The challenge facing explainable AI is in creating explanations that are both complete and interpretable: it is difficult to achieve interpretability and completeness simultaneously. The most accurate explanations are not easily interpretable to people; and conversely the most interpretable descriptions often do not provide predictive power.
— from Explaining Explanations: An Overview of Interpretability of Machine Learning
Unpacking some important terms from the quote,
- Interpretable explanation: an explanation that is understandable by humans,
- Complete explanation: an explanation describing the underlying reality accurately.
We would like ML models to be ‘transparent’. That is, given a model and its output, we’d like to be able to tell how and why the model produced that output. This is particularly useful when things go horribly wrong, e.g. when we create racist AI’s, or when an AI decision has particularly heavy consequences and should thus come packaged with a good reason for it. For example, if you ask kindly for credit, and your bank’s automated decision model denies it to you, you’d probably feel you have the right to an explanation. In Europe, you do.
To extract explanations from ML models is actually a tricky business in the era of Deep Learning, as neural networks tend to be quite impervious to interpretation. It’s a hard task to go looking at the mess of connections and weights and find much ‘meaning’ at all.
While researchers are making some progress on explaining the decisions of current models, it is easy to see that as ML systems get more complex, it gets harder and harder to maintain interpretability without losing completeness. In fact, due to the limitations of our cognition, interpretability is much easier to lose than it is to gain completeness, and given that below a certain point of interpretability an explanation is fundamentally useless, completeness just has to give.
In other words, past a certain complexity, if you want an intelligible explanation of what the ML model is doing, you’ll have to settle for the fact that the explanation might not reflect exactly what’s going on under the hood.
Reality vs explanation, rendered with questionable drawing skills
We have known for a while that very little of the workings of our own minds is accessible to us, together with even less of the workings of the external world. Yet, we still ask ourselves and other people the why of our behavior.
With this premise, to ask yourself why you did something, is to invite the part of your mind in charge of weaving narratives to make something up that respects a list of constraints, such as your model of yourself and the world, the way you think others see you, the way you think others should see you, and so on. Completeness doesn’t really figure in these requirements.

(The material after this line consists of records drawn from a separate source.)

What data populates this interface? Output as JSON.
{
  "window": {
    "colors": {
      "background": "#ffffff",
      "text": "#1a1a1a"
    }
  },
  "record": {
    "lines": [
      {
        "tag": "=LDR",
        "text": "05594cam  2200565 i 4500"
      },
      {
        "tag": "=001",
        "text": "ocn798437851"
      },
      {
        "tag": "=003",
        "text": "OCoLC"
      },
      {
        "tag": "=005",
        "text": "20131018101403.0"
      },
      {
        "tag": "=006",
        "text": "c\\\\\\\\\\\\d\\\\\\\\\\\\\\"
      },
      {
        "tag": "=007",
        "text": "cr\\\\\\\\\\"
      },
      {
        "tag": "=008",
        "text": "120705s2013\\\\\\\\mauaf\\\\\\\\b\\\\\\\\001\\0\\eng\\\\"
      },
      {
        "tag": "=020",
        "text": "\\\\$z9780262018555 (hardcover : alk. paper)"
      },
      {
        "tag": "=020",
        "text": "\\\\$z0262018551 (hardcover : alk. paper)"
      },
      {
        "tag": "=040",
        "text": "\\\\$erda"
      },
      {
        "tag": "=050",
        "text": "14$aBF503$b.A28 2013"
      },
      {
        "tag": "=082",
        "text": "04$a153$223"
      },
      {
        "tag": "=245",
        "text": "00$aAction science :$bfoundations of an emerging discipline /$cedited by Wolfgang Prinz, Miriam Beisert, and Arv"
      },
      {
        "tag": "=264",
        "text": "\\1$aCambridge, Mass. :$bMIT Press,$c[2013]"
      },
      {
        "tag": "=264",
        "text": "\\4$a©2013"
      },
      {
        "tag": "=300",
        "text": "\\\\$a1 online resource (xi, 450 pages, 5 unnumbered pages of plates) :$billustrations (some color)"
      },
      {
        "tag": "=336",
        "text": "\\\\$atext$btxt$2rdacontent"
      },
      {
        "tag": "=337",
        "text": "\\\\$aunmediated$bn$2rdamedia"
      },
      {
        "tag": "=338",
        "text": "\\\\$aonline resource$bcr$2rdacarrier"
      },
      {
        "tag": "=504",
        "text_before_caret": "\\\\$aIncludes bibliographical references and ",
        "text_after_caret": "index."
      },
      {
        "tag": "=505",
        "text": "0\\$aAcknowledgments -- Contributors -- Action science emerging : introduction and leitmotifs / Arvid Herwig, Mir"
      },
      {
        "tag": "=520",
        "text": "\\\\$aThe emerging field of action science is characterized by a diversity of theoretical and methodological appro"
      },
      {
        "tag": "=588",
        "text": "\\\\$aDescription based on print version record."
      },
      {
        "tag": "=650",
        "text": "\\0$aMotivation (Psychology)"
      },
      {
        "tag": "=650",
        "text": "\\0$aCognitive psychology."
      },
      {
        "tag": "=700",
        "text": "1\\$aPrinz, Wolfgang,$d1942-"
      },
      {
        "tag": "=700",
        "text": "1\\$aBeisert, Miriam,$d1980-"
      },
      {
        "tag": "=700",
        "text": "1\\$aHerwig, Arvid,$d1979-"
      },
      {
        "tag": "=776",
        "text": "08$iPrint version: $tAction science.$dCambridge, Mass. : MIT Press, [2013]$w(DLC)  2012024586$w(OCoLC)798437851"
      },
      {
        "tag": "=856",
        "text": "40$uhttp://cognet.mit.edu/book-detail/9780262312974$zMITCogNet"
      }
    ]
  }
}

The fact is that, as humans, we just love interpretability much more than we do completeness. Explanations are there to drive behavior, so we tend to value neat, actionable narratives much more than we do complete accounts.
This sets weird incentives when considering our desire to have transparent Machine Learning models. If completeness is hard to maintain past a certain complexity, and we didn’t care that much for it in the first place, we are bound to drive ML systems towards interpretability instead. For complex enough systems, the completeness of the explanation might be so out of the question, that interpretability is all that’s left, leaving us to drive explanations towards the interpretations that we like the most, no matter how far they stray from the underlying reality.
I think that’s actually exactly what happens with humans and with the explanations we come up with for our own and other people’s behavior. It is only when we get marginally more exposure to our inner workings (through e.g. psychedelics or meditation), that we can directly perceive the incongruence between the explanations we create and what’s actually going on – leaving us baffled and in need for new explanations.